BBC News Brasil - A senhora está em Roma para, entre outros compromissos, se encontrar com o papa. Isso pode surpreender muita gente, a senhora é uma liderança evangélica forte e isso acontece dois meses depois da canonização da Irmã Dulce, quando nem o presidente, nem a primeira-dama, nem a senhora vieram para cá. Como vê esse encontro?
Damares Alves - Eu sou apaixonada por esse papa. Gosto demais dele. O Brasil é um país católico, um país de maioria católica, nós respeitamos demais a comunidade católica, trabalhamos em parceria. Estar com o papa é uma honra e um orgulho para qualquer ser humano, independente da sua religião. Eu vou estar com uma das figuras mais impactantes e impressionantes da nossa era, que é o papa Francisco.

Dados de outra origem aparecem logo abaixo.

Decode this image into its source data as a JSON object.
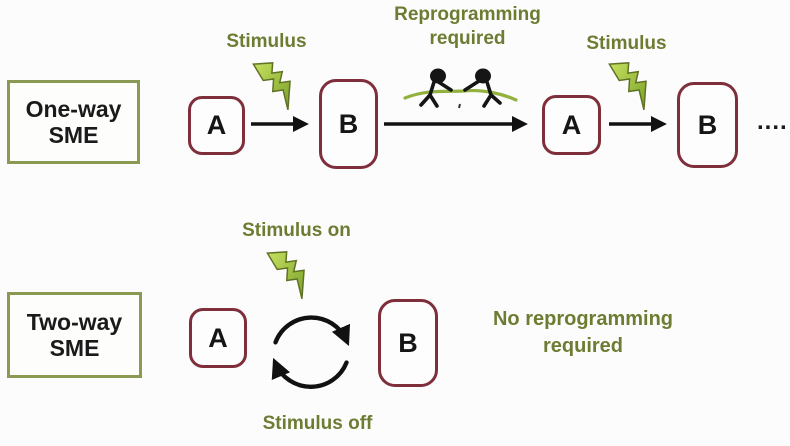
{
  "colors": {
    "background": "#fcfcfc",
    "olive_text": "#6d7c33",
    "olive_box_border": "#8a9a52",
    "maroon_box_border": "#7e2f3b",
    "bolt_green_light": "#c6e060",
    "bolt_green_dark": "#7ea52c",
    "bolt_outline": "#5f7226",
    "rope_green": "#93b13f",
    "arrow_black": "#111111",
    "text_black": "#1a1a1a"
  },
  "one_way": {
    "label_line1": "One-way",
    "label_line2": "SME",
    "state_a1": "A",
    "state_b1": "B",
    "state_a2": "A",
    "state_b2": "B",
    "stimulus_label_1": "Stimulus",
    "stimulus_label_2": "Stimulus",
    "reprogramming_line1": "Reprogramming",
    "reprogramming_line2": "required",
    "continuation_dots": "...."
  },
  "two_way": {
    "label_line1": "Two-way",
    "label_line2": "SME",
    "state_a": "A",
    "state_b": "B",
    "stimulus_on_label": "Stimulus on",
    "stimulus_off_label": "Stimulus off",
    "note_line1": "No reprogramming",
    "note_line2": "required"
  },
  "icons": {
    "lightning_bolt": "lightning-bolt-icon",
    "tug_of_war": "tug-of-war-icon",
    "cycle_arrows": "cycle-arrows-icon",
    "right_arrow": "right-arrow-icon"
  }
}
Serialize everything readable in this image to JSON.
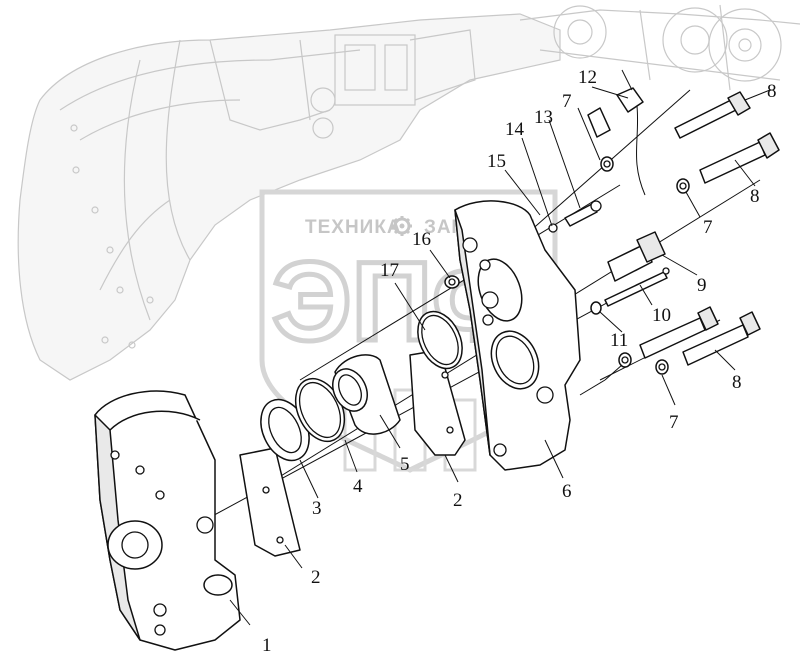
{
  "watermark": {
    "top_text_left": "ТЕХНИКА",
    "top_text_right": "ЗАПЧАСТИ",
    "big_text": "ЭПФ",
    "gear_icon": "gear-icon",
    "color": "#c6c6c6"
  },
  "callouts": [
    "1",
    "2",
    "2",
    "2",
    "3",
    "4",
    "5",
    "6",
    "7",
    "7",
    "7",
    "8",
    "8",
    "8",
    "9",
    "10",
    "11",
    "12",
    "13",
    "14",
    "15",
    "16",
    "17"
  ],
  "colors": {
    "line": "#111111",
    "background_drawing": "#c8c8c8"
  }
}
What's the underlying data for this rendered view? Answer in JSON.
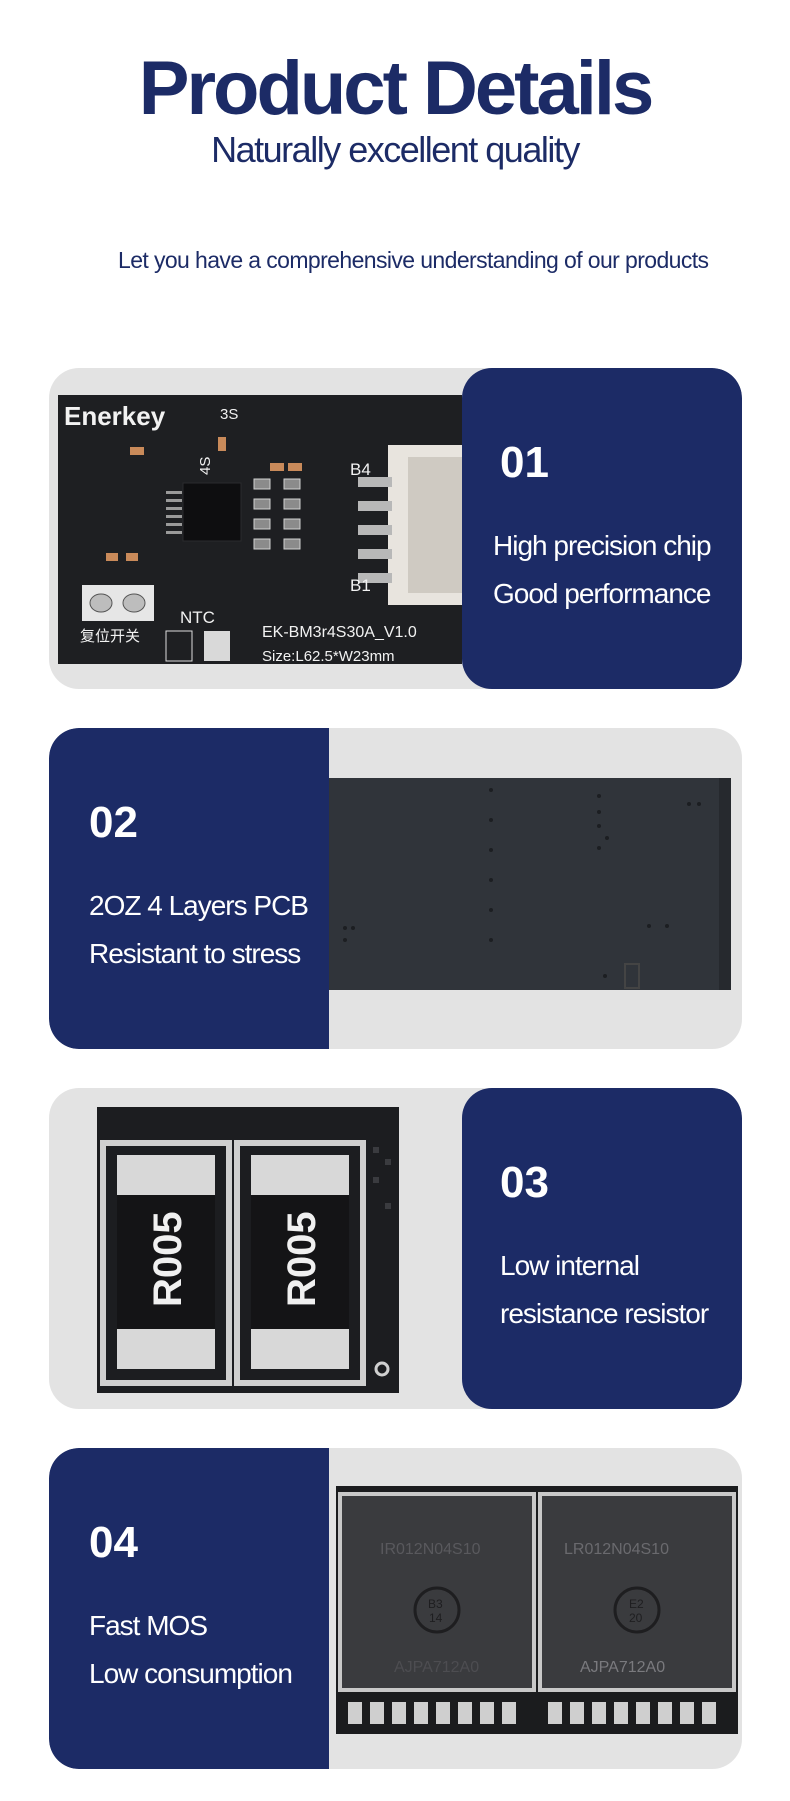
{
  "header": {
    "title": "Product Details",
    "subtitle": "Naturally excellent quality",
    "intro": "Let you have a comprehensive understanding of our products"
  },
  "features": [
    {
      "number": "01",
      "line1": "High precision chip",
      "line2": "Good performance"
    },
    {
      "number": "02",
      "line1": "2OZ 4 Layers PCB",
      "line2": "Resistant to stress"
    },
    {
      "number": "03",
      "line1": "Low internal",
      "line2": "resistance resistor"
    },
    {
      "number": "04",
      "line1": "Fast MOS",
      "line2": "Low consumption"
    }
  ],
  "photo_text": {
    "brand": "Enerkey",
    "s3": "3S",
    "s4": "4S",
    "b4": "B4",
    "b1": "B1",
    "reset": "复位开关",
    "ntc": "NTC",
    "model": "EK-BM3r4S30A_V1.0",
    "size": "Size:L62.5*W23mm",
    "resistor_code": "R005",
    "mos_code": "IR012N04S10",
    "mos_code_right": "LR012N04S10",
    "mos_lot": "AJPA712A0",
    "mos_mark_1a": "B3",
    "mos_mark_1b": "14",
    "mos_mark_2a": "E2",
    "mos_mark_2b": "20"
  },
  "colors": {
    "navy": "#1c2b66",
    "card_gray": "#e3e3e3",
    "pcb_dark": "#1d1e21"
  }
}
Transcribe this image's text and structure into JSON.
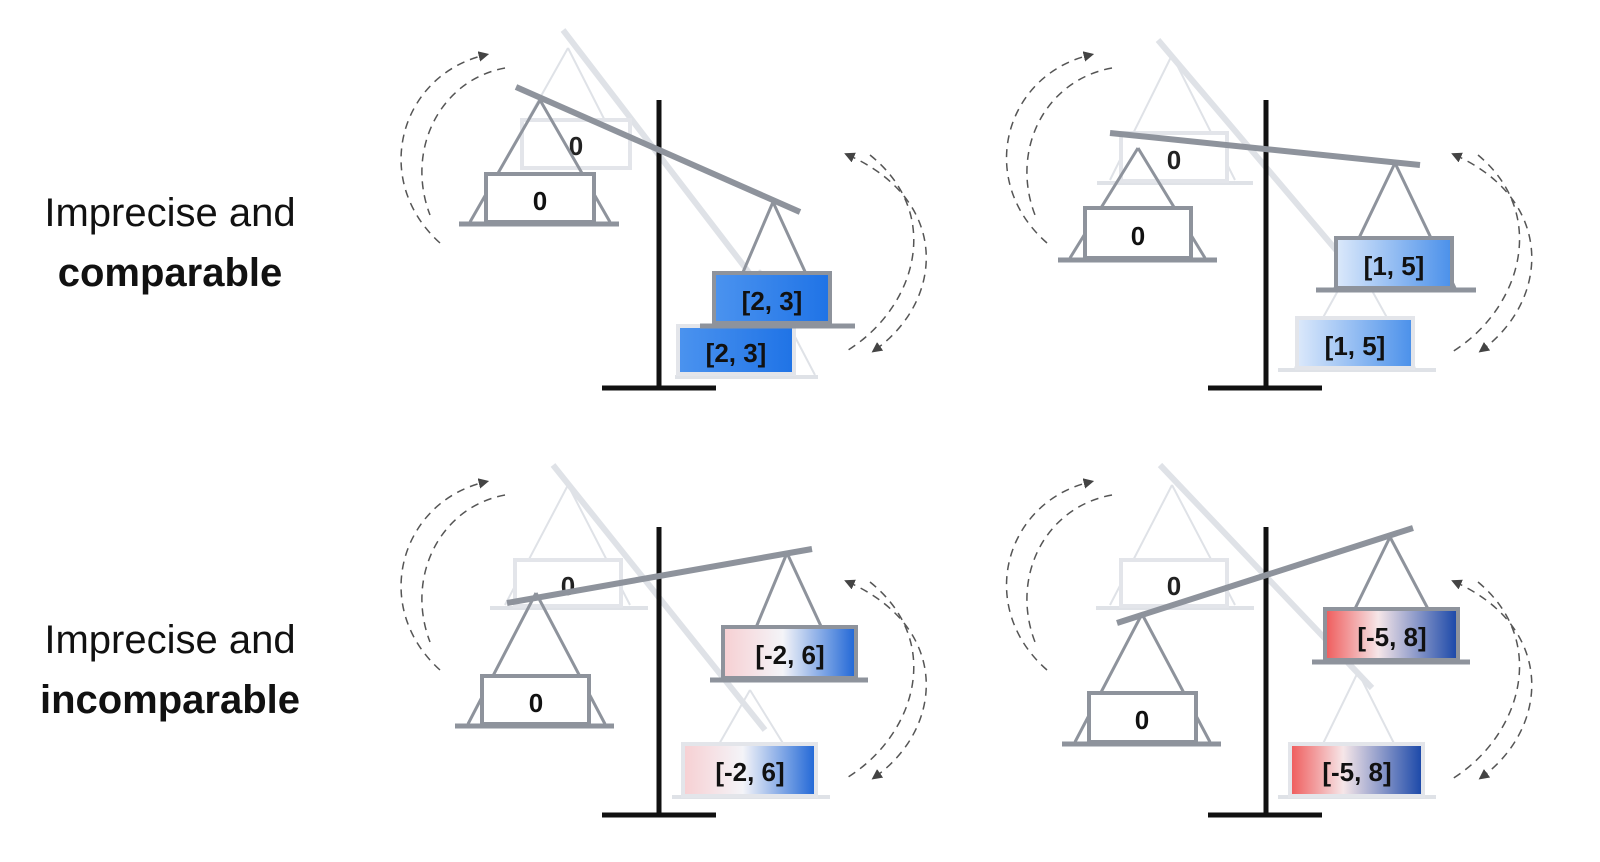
{
  "rows": [
    {
      "line1": "Imprecise and",
      "line2": "comparable"
    },
    {
      "line1": "Imprecise and",
      "line2": "incomparable"
    }
  ],
  "scales": [
    {
      "left_value": "0",
      "right_value": "[2, 3]",
      "right_fill": "blue"
    },
    {
      "left_value": "0",
      "right_value": "[1, 5]",
      "right_fill": "lightblue"
    },
    {
      "left_value": "0",
      "right_value": "[-2, 6]",
      "right_fill": "pinkblue"
    },
    {
      "left_value": "0",
      "right_value": "[-5, 8]",
      "right_fill": "redblue"
    }
  ],
  "colors": {
    "frame": "#111111",
    "beam": "#8e939c",
    "ghost": "#d9dce2",
    "blue_dark": "#1f73e6",
    "blue_light": "#9ec4f5",
    "red": "#ef5a5a",
    "pink": "#f6d2d4",
    "navy": "#1846a8",
    "arrow": "#555555"
  }
}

BBC News Brasil - Parte dos seus apoiadores não deve gostar desse seu comentário, chamam esse papa de comunista. O que a senhora acha disso?
Damares Alves - Algumas pessoas acham esse papa demasiadamente progressista, outros acham conservador. O que conheço do papa Francisco? Um homem que se preocupa com educação, com família. Eu só tenho que admirar esse homem. Então, é a minha posição. Eu gosto do papa. Tem pessoas que o criticam. Eu gosto demais dele.